Bununla birlikte romanın gidişatı tarihe dair düşünme fırsatı da verir. Devrim sonrası kurulan mecliste halkın temsilcilerinin yanı sıra kral destekçileri de meclise girer. Sağ ve sol ayrımının da buradaki dağılımdan doğduğu söylenir. Kral ve eşi 1791’de saraydan gizlice kaçarken yakalanınca da işler çığırından çıkar. Amerika ile yürütülen ilişkiler yüzünden vatan hainliği suçlaması yapılır ve idam isteği haftalarca mecliste tartışılır, tepkiler yükselir, itiraz da edilir ama kan arzusu dinmez. 21 Ocak 1793’te Kral ve kraliçe ilgili suçlamalarla idam edilir.
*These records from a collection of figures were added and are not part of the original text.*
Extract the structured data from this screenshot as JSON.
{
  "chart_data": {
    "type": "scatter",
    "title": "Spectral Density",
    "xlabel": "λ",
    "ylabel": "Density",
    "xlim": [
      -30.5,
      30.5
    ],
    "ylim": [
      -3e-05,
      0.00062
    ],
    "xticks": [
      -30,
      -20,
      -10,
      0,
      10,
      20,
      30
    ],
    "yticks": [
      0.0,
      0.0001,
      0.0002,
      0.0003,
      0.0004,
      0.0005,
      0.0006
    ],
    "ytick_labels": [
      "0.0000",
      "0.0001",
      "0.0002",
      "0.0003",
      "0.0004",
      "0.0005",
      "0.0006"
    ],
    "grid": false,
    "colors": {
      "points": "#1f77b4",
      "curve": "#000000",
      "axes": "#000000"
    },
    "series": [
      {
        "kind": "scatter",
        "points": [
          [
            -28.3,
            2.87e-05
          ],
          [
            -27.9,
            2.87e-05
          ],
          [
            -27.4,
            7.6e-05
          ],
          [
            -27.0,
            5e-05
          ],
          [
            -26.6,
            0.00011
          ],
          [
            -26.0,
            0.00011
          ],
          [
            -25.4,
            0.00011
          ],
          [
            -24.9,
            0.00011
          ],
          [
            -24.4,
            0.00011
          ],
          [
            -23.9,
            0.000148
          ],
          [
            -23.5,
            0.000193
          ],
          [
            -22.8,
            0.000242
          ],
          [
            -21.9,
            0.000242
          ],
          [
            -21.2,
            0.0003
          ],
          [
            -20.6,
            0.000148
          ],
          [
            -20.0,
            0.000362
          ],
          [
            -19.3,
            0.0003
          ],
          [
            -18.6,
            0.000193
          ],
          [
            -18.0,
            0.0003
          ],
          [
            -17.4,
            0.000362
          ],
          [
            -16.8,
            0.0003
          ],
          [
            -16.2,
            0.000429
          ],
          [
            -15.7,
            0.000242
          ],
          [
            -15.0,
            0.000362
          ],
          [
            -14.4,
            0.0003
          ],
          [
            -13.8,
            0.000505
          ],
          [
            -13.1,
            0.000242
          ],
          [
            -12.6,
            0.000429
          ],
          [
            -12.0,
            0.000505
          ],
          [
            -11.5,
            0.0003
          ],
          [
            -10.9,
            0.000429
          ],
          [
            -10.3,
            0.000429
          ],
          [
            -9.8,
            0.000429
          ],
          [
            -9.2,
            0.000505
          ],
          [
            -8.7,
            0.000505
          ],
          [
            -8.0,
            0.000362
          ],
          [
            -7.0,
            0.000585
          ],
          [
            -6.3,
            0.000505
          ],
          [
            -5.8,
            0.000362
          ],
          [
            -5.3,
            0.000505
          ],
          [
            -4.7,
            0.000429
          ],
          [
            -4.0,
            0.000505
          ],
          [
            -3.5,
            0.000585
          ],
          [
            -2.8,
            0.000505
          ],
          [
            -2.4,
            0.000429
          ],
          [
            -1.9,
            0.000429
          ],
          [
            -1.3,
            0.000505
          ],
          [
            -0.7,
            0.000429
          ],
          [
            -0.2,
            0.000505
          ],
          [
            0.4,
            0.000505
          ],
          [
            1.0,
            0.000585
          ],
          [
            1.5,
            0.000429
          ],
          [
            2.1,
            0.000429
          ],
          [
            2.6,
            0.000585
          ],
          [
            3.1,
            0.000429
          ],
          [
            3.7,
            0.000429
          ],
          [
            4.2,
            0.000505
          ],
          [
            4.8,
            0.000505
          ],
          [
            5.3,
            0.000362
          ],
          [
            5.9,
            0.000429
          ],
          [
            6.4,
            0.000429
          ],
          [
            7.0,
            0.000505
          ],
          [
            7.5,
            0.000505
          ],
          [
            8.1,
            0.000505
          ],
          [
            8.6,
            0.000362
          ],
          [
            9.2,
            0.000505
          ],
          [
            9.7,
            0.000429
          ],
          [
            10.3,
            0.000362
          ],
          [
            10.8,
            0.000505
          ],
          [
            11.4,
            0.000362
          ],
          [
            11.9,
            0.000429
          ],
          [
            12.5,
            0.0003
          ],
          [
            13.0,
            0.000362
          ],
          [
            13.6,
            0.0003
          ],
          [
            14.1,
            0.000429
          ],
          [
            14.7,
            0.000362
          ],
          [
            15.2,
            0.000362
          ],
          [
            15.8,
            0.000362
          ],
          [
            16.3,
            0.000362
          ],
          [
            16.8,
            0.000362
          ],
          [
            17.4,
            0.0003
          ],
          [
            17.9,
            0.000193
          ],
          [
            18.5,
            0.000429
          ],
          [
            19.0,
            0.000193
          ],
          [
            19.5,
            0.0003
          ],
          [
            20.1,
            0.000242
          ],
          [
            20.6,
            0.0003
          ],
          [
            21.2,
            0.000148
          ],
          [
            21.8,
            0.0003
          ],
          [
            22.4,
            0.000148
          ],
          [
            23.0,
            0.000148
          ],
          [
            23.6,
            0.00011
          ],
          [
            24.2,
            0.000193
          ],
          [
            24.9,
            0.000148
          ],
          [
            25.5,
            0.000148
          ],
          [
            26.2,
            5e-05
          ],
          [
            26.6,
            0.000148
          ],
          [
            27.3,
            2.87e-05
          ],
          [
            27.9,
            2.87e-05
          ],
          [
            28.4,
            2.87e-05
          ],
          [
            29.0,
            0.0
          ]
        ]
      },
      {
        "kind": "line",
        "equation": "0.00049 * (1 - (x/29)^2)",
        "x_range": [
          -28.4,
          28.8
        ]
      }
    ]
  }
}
Ama kan akınca durmaz, arzu doymaz ve devrimin liderleri olan Jakobenler de payını alır. 5 Eylül 1793 – 28 Temmuz 1794 arasını kapsayan ve tarihe Terör Dönemi olarak geçen süreçte, liderlerden önce Jean-Paul Marat şüpheli bir intiharla hayatını kaybeder; ardından Maximillien Robespierre de giyotinde can verir. Kimileri bunun sebebini kral 16. Louis’nin ölümünden önce söylediği sözlere bağlarlar. Rivayete göre ölüme giderken “Masum olarak ölüyorum. Dökeceğiniz kanın Fransa’ya bir musibet getirmemesini diliyorum,” demiştir. Bu da yaşananları izah için bir sebep oluşturur. Batıl inanç ve hatalı sebep-sonuç bağdaştırmasına bir örnek.
Kral destekçilerinin giderek güçlenmesi ve Napolyon’un gelişiyle olaylar sona erer. 1799 yılında Napolyon destekçileri 18 Brumaire Darbesini gerçekleştirirler. Devrimin kurduğu Direktuvar görevden azledilir ve yerine Konsüllük idaresi kurulur. Bu da Napolyon’un yükselişinin başlangıcıdır. 1804 yılında imparatorluğunu ilan eden Napolyon Bonapart, 1915’te son kez yenilene kadar Avrupa’nın kaderini şekillendirir. En Son Kale’nin de bu doğrultuda pek çok benzerlik taşıdığı rahatlıkla söylenebilir. Son kale olarak betimlenen direniş noktası halihazırda insanlığın kendisiyle yüzleştiği ve yaşamın dinamiklerine dair uyanış yaşadığı yer olarak simgeleştirilir. Orhan Pamuk’un Beyaz Kale’sinde olduğu gibi doğrudan yolun vardığı hedef değilse de önemli bir dönüm noktası olarak metnin vurgulamak istediklerini kendinde birleştirir, sembol görevi görür: Bathos olur yani. Velhasıl, güncel baskısı bulunmayan bu kıymetli yapıtın yeniden okurun beğenisine sunulmasını rica ediyor ve imkan dahilinde mutlaka bir şans verilmesini öneriyoruz.